Я зачерпнул ложкой кашу, отправил в рот. Не пресно. Сытно, масляно. Густое тепло тут же хлынуло по пищеводу, растекаясь по жилам и прогоняя остатки ночной слабости. Палата замерла, вслушиваясь в мерный стук моей ложки, и все, от дядьки у двери до брата, затаив дыхание, смотрели на меня.
Я ел не спеша, заставляя свой желудок проснуться, и одновременно выстраивал в уме ту шахматную партию, которую собирался разыграть в эти утренние часы. Любая власть мертва, если опирается лишь на страх мужей. Мужчины в этом диком, кипящем кровью государстве были расходным материалом. Они гибли сотнями и тысячами на рубежах, гнили в плену или рабстве, рубились в походах и ломали головы в междоусобицах.
А кто оставался на земле? Кто держал эти бесконечные, раскинувшиеся на сотни вёрст вотчины и поместья, покуда их хозяева потрясали саблями под Казанью или на литовском рубеже? Женщины. Те самые, чьей участью по будущему, написанному монахами и подсунутым Ивану, Домострою было лишь ткать, рожать да молиться в душных теремах. И именно из-за их поголовной неграмотности, из-за их неумения счесть пуды зерна и разобраться в накладных, хитрые приказчики и вороватые тиуны разворовывали хозяйства в пух и прах. Воин возвращался с победой — а его амбары пусты, смерды разбежались, а земля погрязла в монастырских долгах. Слабая экономика каждого отдельного поместья била по экономике всей Державы, лишая меня налогов и крепких ратников.
Я не собирался ломать устои открыто. Я собирался использовать их, изящно вывернув наизнанку.
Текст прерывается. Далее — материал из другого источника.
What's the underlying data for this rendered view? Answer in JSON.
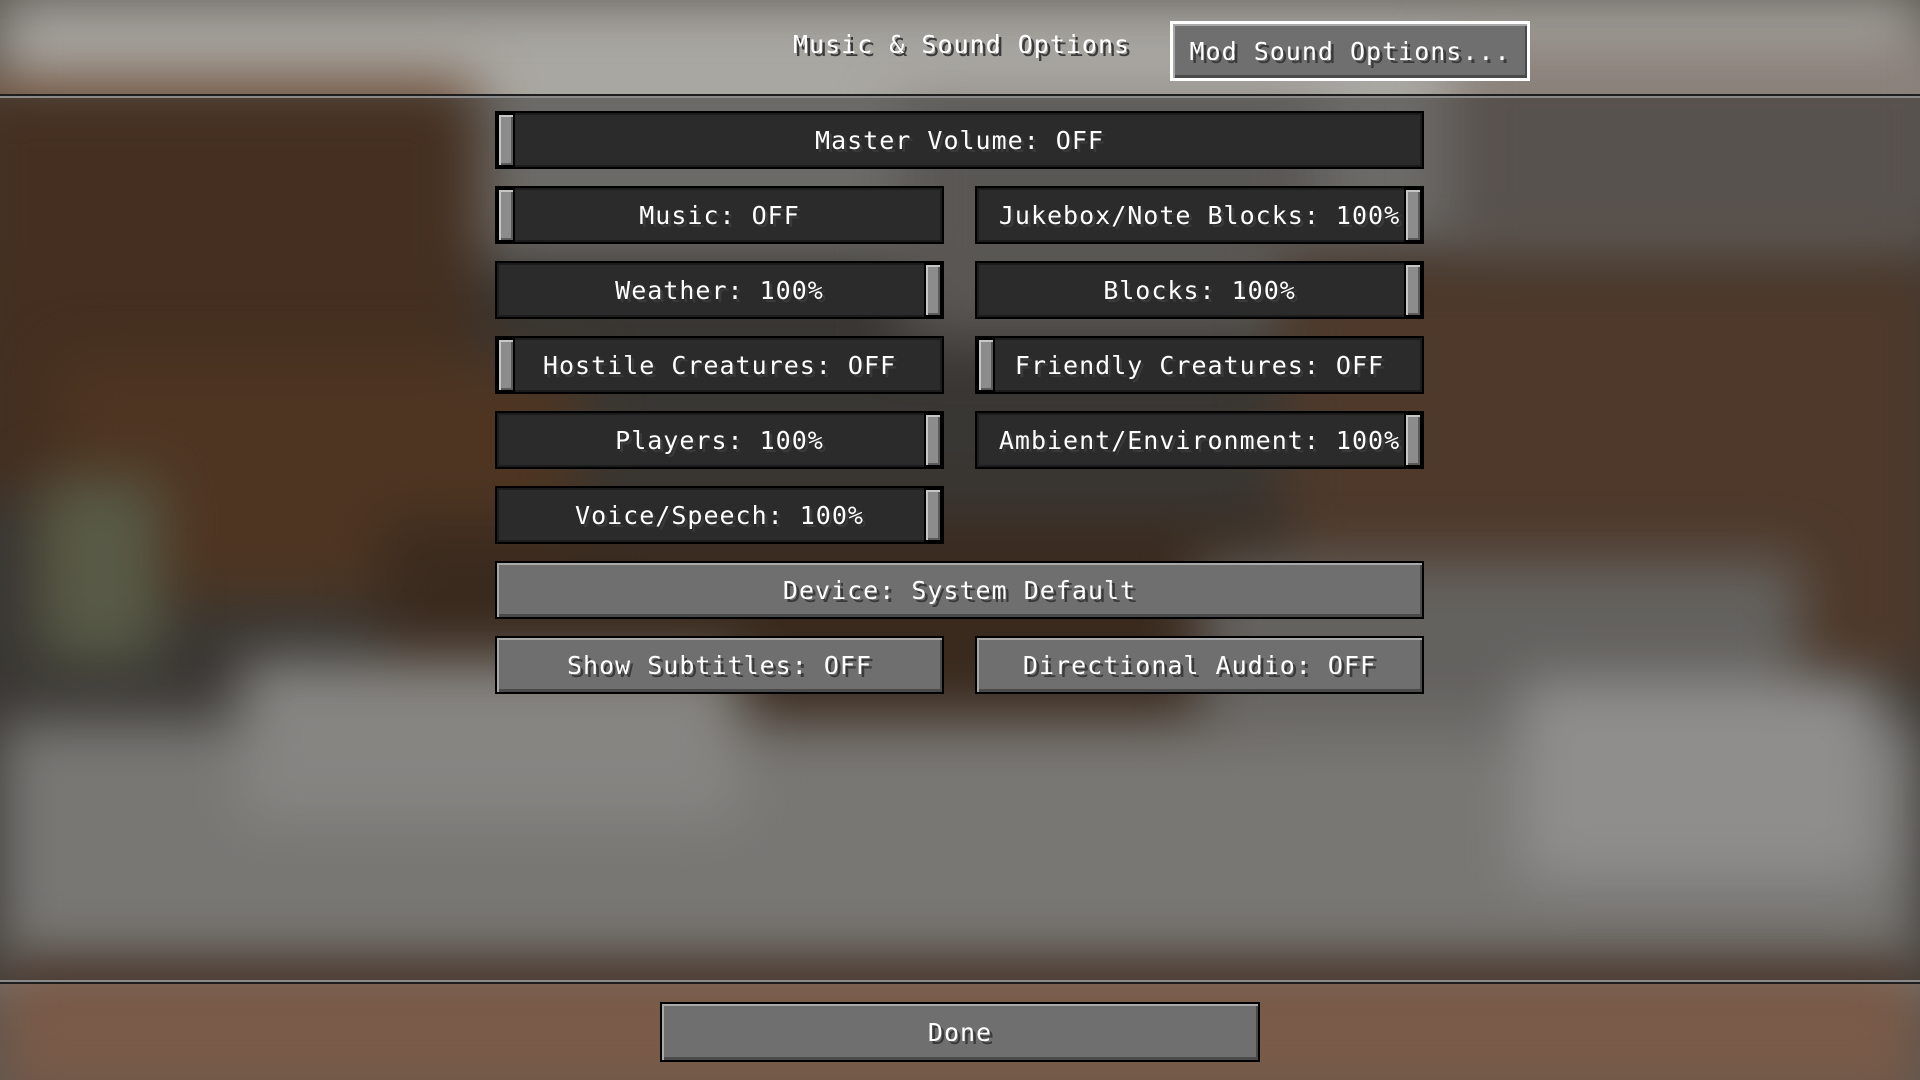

Доев последнюю кашу, которых всего было четыре вида, и запив всё это терпким отваром зверобоя, я со звоном опустил чашу на поднос. Юрий тотчас сделал шаг вперёд, чтобы забрать её, но я остановил его мягким жестом.
— Погоди, Юре. Стань-ка подле меня, — я положил истончённую, бледную ладонь на его вихор. Он замер, затаив дыхание, как дикий зверёк, ожидающий ласки. — Добро ты мне служишь. Радуешь сердце моё.
Аграфена позади него шумно, надсадно выдохнула, и я живо представил, как в её глазах заблестели слёзы облегчения. То, что я не отдалил брата, не запер его в чулане, успокаивало её израненную, запуганную душу.
А сам тем временем, пока моя рука покоилась на его светлых волосах, делал то, чего не мог заметить и самый зоркий соглядатай. Я невесомо, лишь тенью своего сознания, окутал его маленькое тело, просканировал его ауру — как назвали бы это в моём прошлом, ином мире. Я искал тёмные пятна медленных ядов, змеиный след чужой злобы в его крови, в его органах. Чисто. Мальчишка, хоть и худ, рос крепким и ладным. Ни малейшего отклонения от нормы в его развивающемся организме — уже великая удача для нашего времени, когда смерть косит детей чаще, чем чума взрослых.
Этот мальчик был слишком важен для моих планов, чтобы я мог позволить ему угаснуть от боярской отравы или случайной хвори. Ему предстояло стать моей правой рукой, моим надёжным тылом, опорой трона. Потому и умереть он должен был не от кинжала в спину или яда в чаше, а глубоким, седовласым старцем, в окружении не просто скорбящей семьи, а целого клана — детей, внуков и правнуков, нового столпа государства, им же и взращённого. Его долгая и плодотворная жизнь должна была стать лучшим доказательством незыблемости моего правления.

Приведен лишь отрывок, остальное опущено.